Xenoblade (Wii) – This action/role-playing hybrid is the best role-playing game for the Wii, and one of the best RPGs ever released, period. You travel through large, open worlds and fight through swarms of enemies via a complex but compelling battle system. There’s a main story to follow, but you can do so at your own leisure while you pursue hundreds of side-quests. 

Max Payne 3 (Xbox, PlayStation 3, Windows) – In this third-person action/shooting game, you accompany a slightly older, slightly more cynical Max Payne as he works through Sao Paulo, Brazil. Unfortunately for him (and fortunately for you, the player), he’s caught up in a conspiracy and is pulled into trouble. Max Payne 3 features some of the best graphics seen in any console title.

Borderlands 2 (PC, PlayStation 3, Xbox 360) – Post-apocalyptic action role-playing in an animated, cel-shaded world: Where do we sign up? Letting you live out your every Mad Max fantasy, this sequel to the multiplatinum-selling megahit delivers more excitement, more gear, and more chances to collect loot while successfully straddling the line between run-n-gun thrills and detailed stat crunching.
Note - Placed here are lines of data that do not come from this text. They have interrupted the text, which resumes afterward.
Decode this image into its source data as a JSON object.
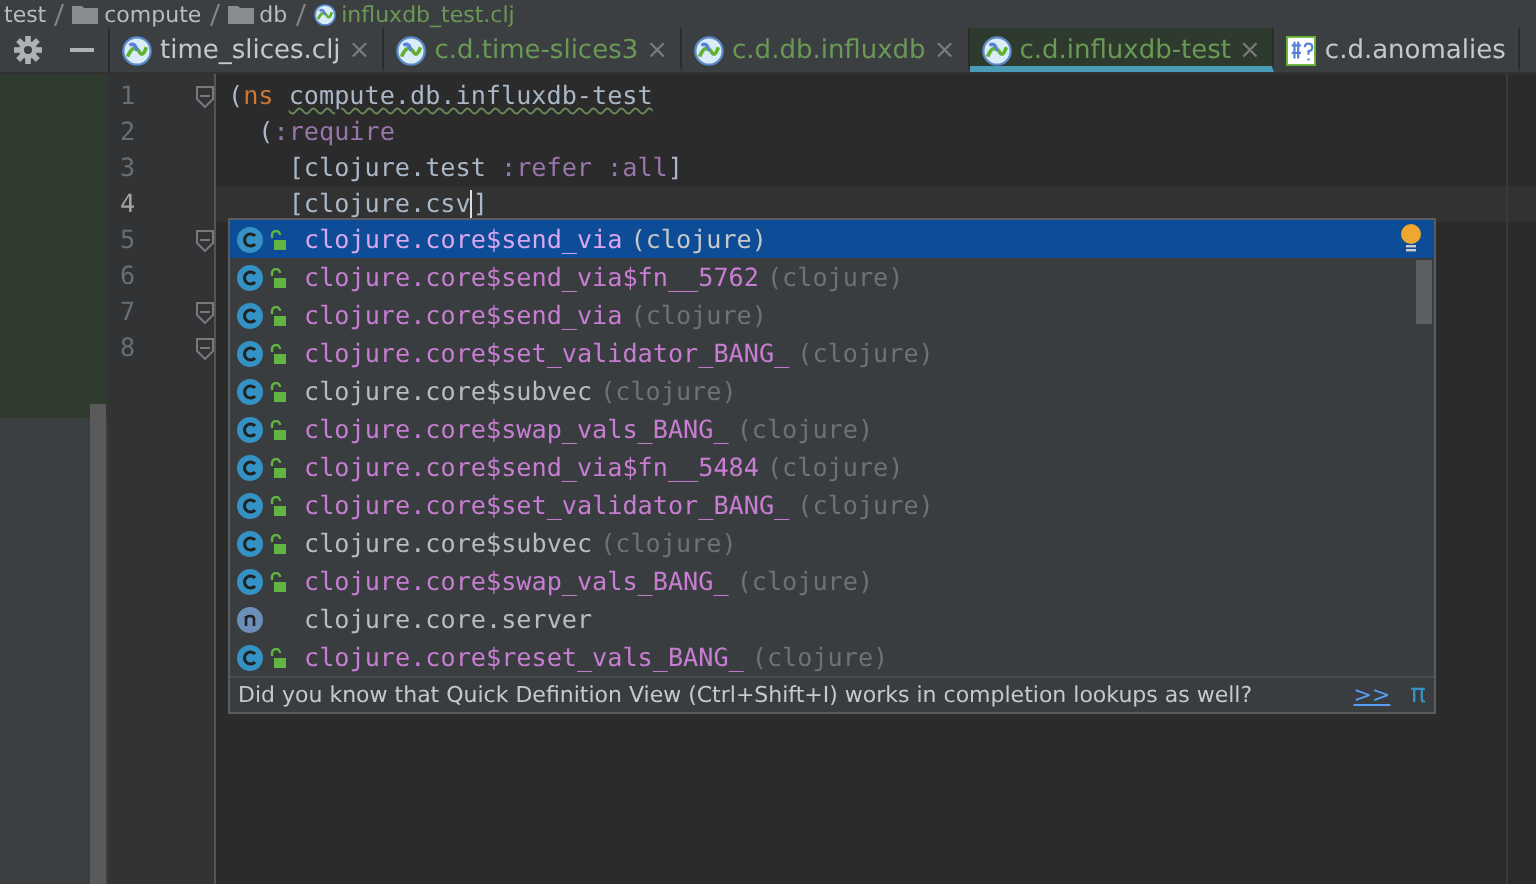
{
  "breadcrumb": [
    {
      "label": "test",
      "kind": "text"
    },
    {
      "label": "compute",
      "kind": "folder"
    },
    {
      "label": "db",
      "kind": "folder"
    },
    {
      "label": "influxdb_test.clj",
      "kind": "clojure"
    }
  ],
  "tabs": [
    {
      "label": "time_slices.clj",
      "kind": "clojure",
      "color": "#c8c8c8",
      "close": "×",
      "selected": false
    },
    {
      "label": "c.d.time-slices3",
      "kind": "clojure",
      "color": "#6a9955",
      "close": "×",
      "selected": false
    },
    {
      "label": "c.d.db.influxdb",
      "kind": "clojure",
      "color": "#6a9955",
      "close": "×",
      "selected": false
    },
    {
      "label": "c.d.influxdb-test",
      "kind": "clojure",
      "color": "#6a9955",
      "close": "×",
      "selected": true
    },
    {
      "label": "c.d.anomalies",
      "kind": "cljc",
      "color": "#c8c8c8",
      "selected": false
    }
  ],
  "line_numbers": [
    "1",
    "2",
    "3",
    "4",
    "5",
    "6",
    "7",
    "8"
  ],
  "code_lines": [
    {
      "fold": true,
      "tokens": [
        {
          "text": "(",
          "kind": "plain"
        },
        {
          "text": "ns ",
          "kind": "special"
        },
        {
          "text": "compute.db.influxdb-test",
          "kind": "warning"
        }
      ]
    },
    {
      "fold": false,
      "tokens": [
        {
          "text": "  (",
          "kind": "plain"
        },
        {
          "text": ":require",
          "kind": "keyword"
        }
      ]
    },
    {
      "fold": false,
      "tokens": [
        {
          "text": "    [clojure.test ",
          "kind": "plain"
        },
        {
          "text": ":refer :all",
          "kind": "keyword"
        },
        {
          "text": "]",
          "kind": "plain"
        }
      ]
    },
    {
      "fold": false,
      "tokens": [
        {
          "text": "    [clojure.csv",
          "kind": "plain",
          "caret": true
        },
        {
          "text": "]",
          "kind": "plain"
        }
      ]
    },
    {
      "fold": true
    },
    {
      "fold": false
    },
    {
      "fold": true
    },
    {
      "fold": true
    }
  ],
  "completion": {
    "items": [
      {
        "kind": "class",
        "name": "clojure.core$send_via",
        "hint": "(clojure)",
        "matched": true,
        "selected": true
      },
      {
        "kind": "class",
        "name": "clojure.core$send_via$fn__5762",
        "hint": "(clojure)",
        "matched": true,
        "selected": false
      },
      {
        "kind": "class",
        "name": "clojure.core$send_via",
        "hint": "(clojure)",
        "matched": true,
        "selected": false
      },
      {
        "kind": "class",
        "name": "clojure.core$set_validator_BANG_",
        "hint": "(clojure)",
        "matched": true,
        "selected": false
      },
      {
        "kind": "class",
        "name": "clojure.core$subvec",
        "hint": "(clojure)",
        "matched": false,
        "selected": false
      },
      {
        "kind": "class",
        "name": "clojure.core$swap_vals_BANG_",
        "hint": "(clojure)",
        "matched": true,
        "selected": false
      },
      {
        "kind": "class",
        "name": "clojure.core$send_via$fn__5484",
        "hint": "(clojure)",
        "matched": true,
        "selected": false
      },
      {
        "kind": "class",
        "name": "clojure.core$set_validator_BANG_",
        "hint": "(clojure)",
        "matched": true,
        "selected": false
      },
      {
        "kind": "class",
        "name": "clojure.core$subvec",
        "hint": "(clojure)",
        "matched": false,
        "selected": false
      },
      {
        "kind": "class",
        "name": "clojure.core$swap_vals_BANG_",
        "hint": "(clojure)",
        "matched": true,
        "selected": false
      },
      {
        "kind": "namespace",
        "name": "clojure.core.server",
        "matched": false,
        "selected": false
      },
      {
        "kind": "class",
        "name": "clojure.core$reset_vals_BANG_",
        "hint": "(clojure)",
        "matched": true,
        "selected": false
      }
    ],
    "tip": "Did you know that Quick Definition View (Ctrl+Shift+I) works in completion lookups as well?",
    "tip_link": ">>",
    "pi": "π"
  }
}
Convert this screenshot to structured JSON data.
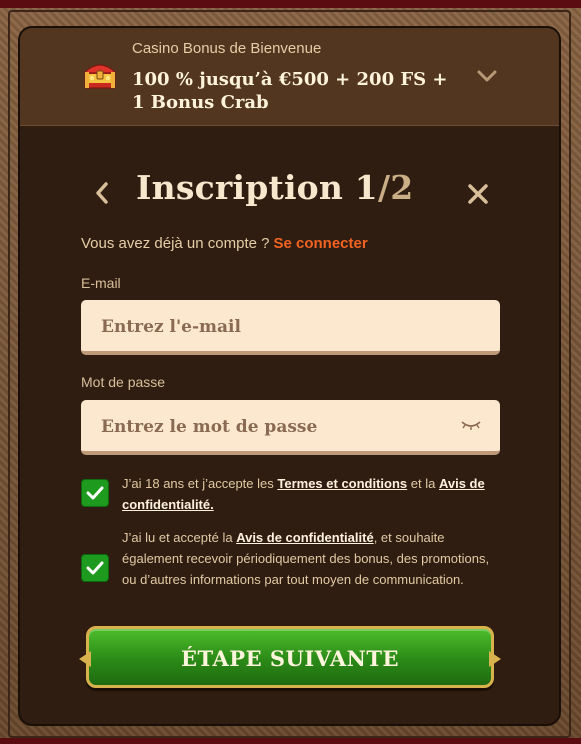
{
  "bonus": {
    "kicker": "Casino Bonus de Bienvenue",
    "offer": "100 % jusqu’à €500 + 200 FS + 1 Bonus Crab",
    "expand_icon": "chevron-down-icon",
    "chest_icon": "treasure-chest-icon"
  },
  "form": {
    "title": "Inscription 1",
    "title_step_total": "/2",
    "back_icon": "chevron-left-icon",
    "close_icon": "close-icon",
    "login_prompt": "Vous avez déjà un compte ?",
    "login_link": "Se connecter",
    "email": {
      "label": "E-mail",
      "placeholder": "Entrez l'e-mail"
    },
    "password": {
      "label": "Mot de passe",
      "placeholder": "Entrez le mot de passe",
      "toggle_icon": "eye-closed-icon"
    },
    "consent_terms": {
      "checked": true,
      "text_before": "J’ai 18 ans et j’accepte les ",
      "link1": "Termes et conditions",
      "text_mid": " et la ",
      "link2": "Avis de confidentialité."
    },
    "consent_marketing": {
      "checked": true,
      "text_before": "J’ai lu et accepté la ",
      "link": "Avis de confidentialité",
      "text_after": ", et souhaite également recevoir périodiquement des bonus, des promotions, ou d’autres informations par tout moyen de communication."
    },
    "submit_label": "ÉTAPE SUIVANTE"
  },
  "colors": {
    "background": "#2f1d12",
    "header": "#533620",
    "accent_link": "#f26322",
    "input_bg": "#fbe8cf",
    "cta_green": "#2b8a17",
    "cta_border": "#d8b24c",
    "checkbox": "#1e9a1e"
  }
}
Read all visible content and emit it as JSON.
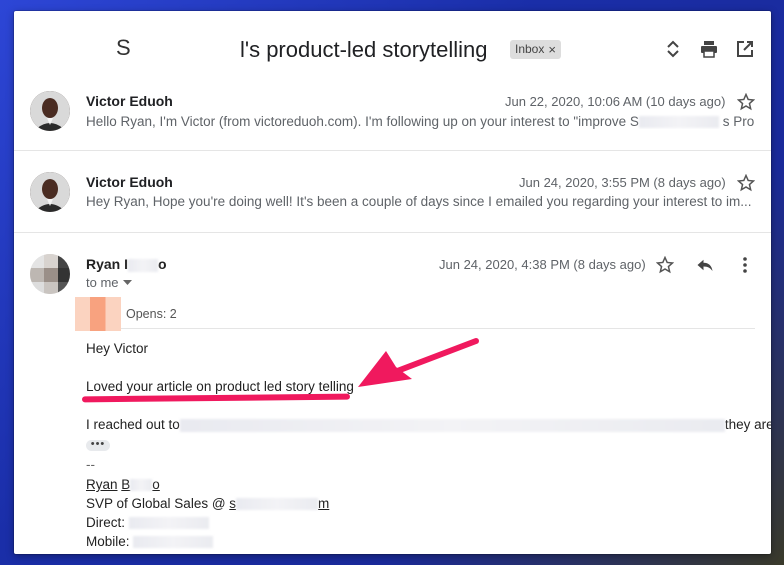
{
  "thread": {
    "lead_fragment": "S",
    "subject": "l's product-led storytelling",
    "label": "Inbox",
    "label_remove": "×"
  },
  "header_icons": [
    "expand-collapse-icon",
    "print-icon",
    "open-in-new-window-icon"
  ],
  "messages": [
    {
      "sender": "Victor Eduoh",
      "date": "Jun 22, 2020, 10:06 AM (10 days ago)",
      "snippet_start": "Hello Ryan, I'm Victor (from victoreduoh.com). I'm following up on your interest to \"improve S",
      "snippet_end": "s Pro..."
    },
    {
      "sender": "Victor Eduoh",
      "date": "Jun 24, 2020, 3:55 PM (8 days ago)",
      "snippet": "Hey Ryan, Hope you're doing well! It's been a couple of days since I emailed you regarding your interest to im..."
    }
  ],
  "expanded": {
    "sender_first": "Ryan",
    "sender_first_initial": "I",
    "sender_tail": "o",
    "date": "Jun 24, 2020, 4:38 PM (8 days ago)",
    "to": "to me",
    "opens": "Opens: 2",
    "greeting": "Hey Victor",
    "loved_line": "Loved your article on product led story telling",
    "reached_start": "I reached out to",
    "reached_end": "they are.",
    "dots": "•••",
    "sig_dash": "--",
    "sig_name_first": "Ryan",
    "sig_name_initial": "B",
    "sig_name_end": "o",
    "sig_title": "SVP of Global Sales @",
    "sig_at_start": "s",
    "sig_at_end": "m",
    "sig_direct": "Direct:",
    "sig_mobile": "Mobile:"
  },
  "colors": {
    "annotation": "#f0195e",
    "frame": "#1e33b8"
  }
}
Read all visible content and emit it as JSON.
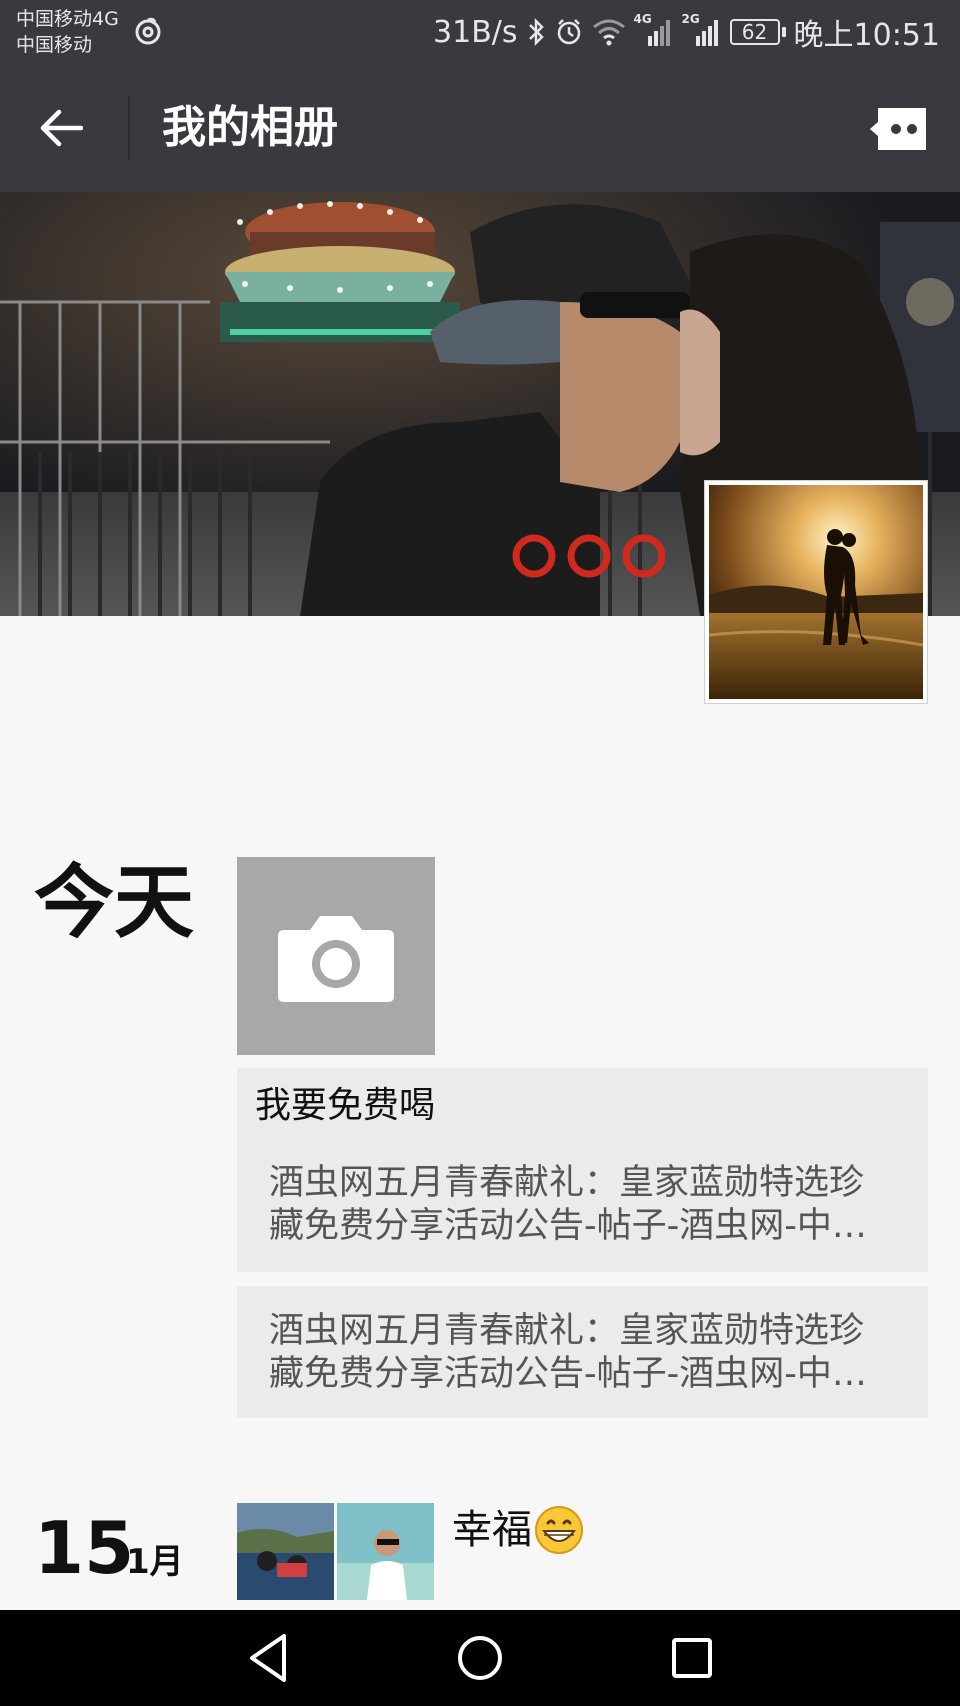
{
  "status_bar": {
    "carrier_line1": "中国移动4G",
    "carrier_line2": "中国移动",
    "speed": "31B/s",
    "signal_4g": "4G",
    "signal_2g": "2G",
    "battery": "62",
    "time": "晚上10:51"
  },
  "header": {
    "title": "我的相册"
  },
  "timeline": {
    "today_label": "今天",
    "share_card_1": {
      "title": "我要免费喝",
      "desc": "酒虫网五月青春献礼：皇家蓝勋特选珍\n藏免费分享活动公告-帖子-酒虫网-中…"
    },
    "share_card_2": {
      "desc": "酒虫网五月青春献礼：皇家蓝勋特选珍\n藏免费分享活动公告-帖子-酒虫网-中…"
    },
    "entry_2": {
      "day": "15",
      "month": "1月",
      "text": "幸福"
    }
  },
  "colors": {
    "header_bg": "#393a3f",
    "page_bg": "#f7f7f7",
    "card_bg": "#ebebeb",
    "camera_tile_bg": "#a8a8a8"
  },
  "icons": {
    "back": "arrow-left-icon",
    "more": "more-chat-icon",
    "camera": "camera-icon",
    "emoji": "grinning-face-emoji"
  }
}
Assassin’s Creed 3 (Xbox, PlayStation 3, Windows) – What can we say about the blockbuster franchise – in which you play a historical hitman, tasked with stalking and offing targets in a living, breathing 3D world – that hasn’t already been said in countless positive critical reviews? Rewinding the clock to the Revolutionary War, this latest installment blows the doors off the genre in the graphics, sound and gameplay departments, making it a must-play for mature audiences.

Special Mentions:

007 Legends

Need for Speed: Most Wanted

Medal of Honor Warfighter

And of course, don’t miss Nintendo’s Wii U – a revolutionary new video game system which adds a tablet-like touchscreen controller, extensive online connectivity and games in dozens of favorite franchises such as Super Mario Bros. and Pikmin. The first of the next-generation (next next-generation?) consoles, it’s sure to be a hit with family and core gaming audiences of all ages, given its HD action, backwards compatibility with Wii games and extensive media playback and streaming options.